Schreiduelle, mit Musik zur Unkenntlichkeit zerfetzt, Affenhalbmasken, die dem Geschehen noch ein weiteres Stück Surrealität verleihen oder der Heavy-Metal-Song „Mutter“ von Rammstein, dessen Text kurz zuvor Strutzenberger beinahe bittend seiner Schwester vorträgt, sind nichts für schwache Nerven. Aber gerade diese intensiven Theatermomente gestatten es, das Publikum in emotionale Ausnahmezustände zu versetzen. In Situationen, in welchen man sich wünscht, sie mögen doch bald vorbei gehen und in denen man zugleich auch weiß, dass die Situationen des Schreckens im Zweiten Weltkrieg für Millionen von Menschen im realen Leben und nicht auf der Bühne stattfanden und erst mit ihrem Tod endeten. Maurizio Rippa wird am Ende des Stückes nicht mehr singen. Der übergroße Scheinwerfer, den er immer wieder während der Vorstellung ins Publikum richtete und diesem damit den Platz von angeklagten Mitwissern zuwies, strahlt nun ihn selbst von hinten an. Sein Gebrüll hat nichts Anmutiges, nichts Kultiviertes mehr. Der Wahnsinn ist der Musik gewichen. Kultur funktioniert nicht länger als ein lebensverlängerndes und Schuld verdrängendes Hilfsmittel.

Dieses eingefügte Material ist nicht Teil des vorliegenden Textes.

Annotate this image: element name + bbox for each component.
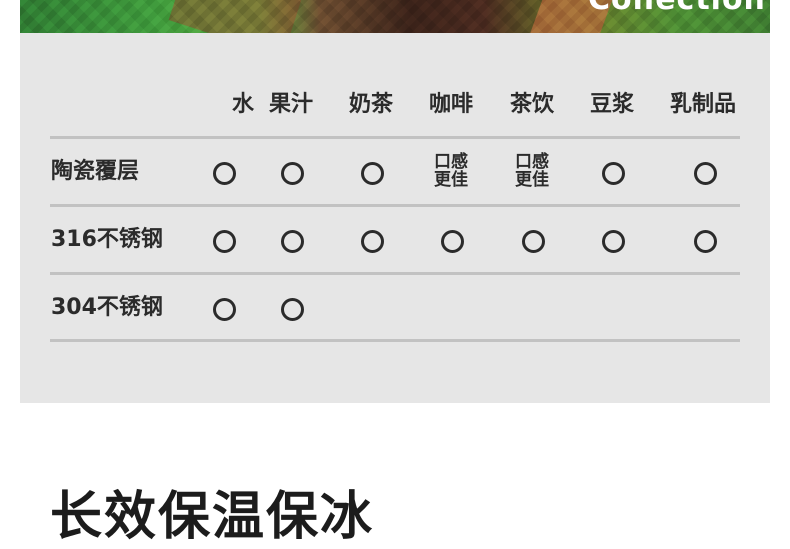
compatibility-table: 水 果汁 奶茶 咖啡 茶饮 豆浆 乳制品 陶瓷覆层 口感 更佳 口感 更佳 31… bbox=[20, 33, 770, 403]
row-label-316-stainless: 316不锈钢 bbox=[51, 227, 163, 252]
row-label-304-stainless: 304不锈钢 bbox=[51, 295, 163, 320]
table-divider bbox=[50, 136, 740, 139]
compatible-mark-icon bbox=[281, 298, 304, 321]
note-line: 更佳 bbox=[515, 170, 549, 190]
better-taste-note: 口感 更佳 bbox=[421, 153, 481, 189]
compatible-mark-icon bbox=[522, 230, 545, 253]
banner-brand-text: Collection bbox=[588, 0, 766, 17]
table-divider bbox=[50, 204, 740, 207]
compatible-mark-icon bbox=[213, 298, 236, 321]
better-taste-note: 口感 更佳 bbox=[502, 153, 562, 189]
compatible-mark-icon bbox=[213, 230, 236, 253]
compatible-mark-icon bbox=[602, 162, 625, 185]
compatible-mark-icon bbox=[441, 230, 464, 253]
note-line: 口感 bbox=[515, 152, 549, 172]
column-header-coffee: 咖啡 bbox=[428, 92, 473, 117]
compatible-mark-icon bbox=[281, 230, 304, 253]
top-banner-image: Collection bbox=[20, 0, 770, 33]
table-divider bbox=[50, 272, 740, 275]
compatible-mark-icon bbox=[694, 162, 717, 185]
column-header-dairy: 乳制品 bbox=[669, 92, 736, 117]
compatible-mark-icon bbox=[602, 230, 625, 253]
column-header-water: 水 bbox=[231, 92, 254, 117]
compatible-mark-icon bbox=[213, 162, 236, 185]
column-header-soy-milk: 豆浆 bbox=[589, 92, 634, 117]
note-line: 口感 bbox=[434, 152, 468, 172]
column-header-juice: 果汁 bbox=[268, 92, 313, 117]
compatible-mark-icon bbox=[281, 162, 304, 185]
compatible-mark-icon bbox=[361, 230, 384, 253]
compatible-mark-icon bbox=[694, 230, 717, 253]
row-label-ceramic-coating: 陶瓷覆层 bbox=[51, 159, 140, 184]
table-divider bbox=[50, 339, 740, 342]
column-header-milk-tea: 奶茶 bbox=[348, 92, 393, 117]
note-line: 更佳 bbox=[434, 170, 468, 190]
column-header-tea: 茶饮 bbox=[509, 92, 554, 117]
compatible-mark-icon bbox=[361, 162, 384, 185]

Das ist nicht nur kluges Theater, voll von Metaphern, die man entziffern kann, aber nicht zwangsläufig muss. Das ist packendes Theater, das ohne belehrenden Zeigefinger auskommt und dennoch auf so vielen Bedeutungsebenen aufgebaut ist, dass diese gar nicht alle auf einmal erfasst werden können. Ein herausragender Theaterabend mit einer grandiosen Regie und bestmöglicher Besetzung. Dass sich auch daran, wie schon am Buch Littells selbst, die Geister scheiden werden, liegt hauptsächlich an der intellektuellen Herausforderung, die gutes, zeitgenössisches Theater wie dieses an sein Publikum zwangsläufig stellt.